Australian Bauxite announced yesterday that it has loaded and shipped the second batch of cement-grade bauxite from Bell Bay in Tasmania.
The shipment in question, which consists of 35,913 metric tons of bauxite ore, was mined from the firm’s Bald Hill mine. ABx says the shipment was loaded in a record time of 45 hours, or at a rate of 900 metric tons per hour, using four cranes with twelve metric ton clamshell grabs.
The company declined to identify the purchaser or the price at which the ore was purchased, other than to say it was “satisfactorily profitable.”
“We have now demonstrated to all our customers that we can load and ship large tonnage cargos of bauxite very efficiently from Bell Bay Port – an all-weather, 24/7 port that can operate to high standards in all seasons, all year round,” said ABx’s Chief Operating Officer, Leon Hawker. “It also demonstrates that our stockpiles of bauxite performs very well, having withstood the recent major floods in northern Tasmania, without degrading. This is another landmark step for the company.”

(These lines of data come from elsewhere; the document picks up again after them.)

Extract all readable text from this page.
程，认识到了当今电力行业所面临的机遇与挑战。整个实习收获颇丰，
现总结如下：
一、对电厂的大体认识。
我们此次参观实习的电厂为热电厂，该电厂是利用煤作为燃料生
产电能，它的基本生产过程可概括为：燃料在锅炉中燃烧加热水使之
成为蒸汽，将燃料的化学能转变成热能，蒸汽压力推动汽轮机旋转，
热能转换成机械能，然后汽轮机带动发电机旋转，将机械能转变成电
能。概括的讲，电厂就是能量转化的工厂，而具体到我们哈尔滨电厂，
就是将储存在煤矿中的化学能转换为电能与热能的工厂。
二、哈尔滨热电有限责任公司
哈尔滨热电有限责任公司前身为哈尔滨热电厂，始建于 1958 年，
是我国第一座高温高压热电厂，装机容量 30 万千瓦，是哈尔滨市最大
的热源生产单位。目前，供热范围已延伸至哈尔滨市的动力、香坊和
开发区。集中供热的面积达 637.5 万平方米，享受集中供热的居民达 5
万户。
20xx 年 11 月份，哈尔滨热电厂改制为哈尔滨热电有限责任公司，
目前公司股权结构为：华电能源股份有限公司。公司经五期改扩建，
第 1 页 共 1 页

“The bauxite is in perfect condition for the cement-grade bauxite customer and is very clean due to rigorous processing by Stornoway contractors at Bald Hill mine and careful transport pit-to-port by TasRail,” explained ABx’s Logistics Manager, Paul Glover. “The exceptional ship loading performance was a result of tight coordination between the many parties involved: namely the ships crew, QUBE stevedores, TasPorts, ship’s agents Monsons Shipping, Independent Inspection Company Briar Maritime and the ABx sampling team.”
The Bald Hill mine is the first new bauxite project in Australia in three-and-a-half decades. ABx reopened the mine ahead of schedule last week in order to gather the third shipment, which it expects to sell early next year.
The firm initially had difficulty selling the 120,000 metric tons of bauxite they extracted from their mine in Campbell Town, Tasmania, last year. AB had a sale lined up with a Chinese buyer for the Bald Hill mine bauxite until December, when the aluminium market fell, taking bauxite prices with it.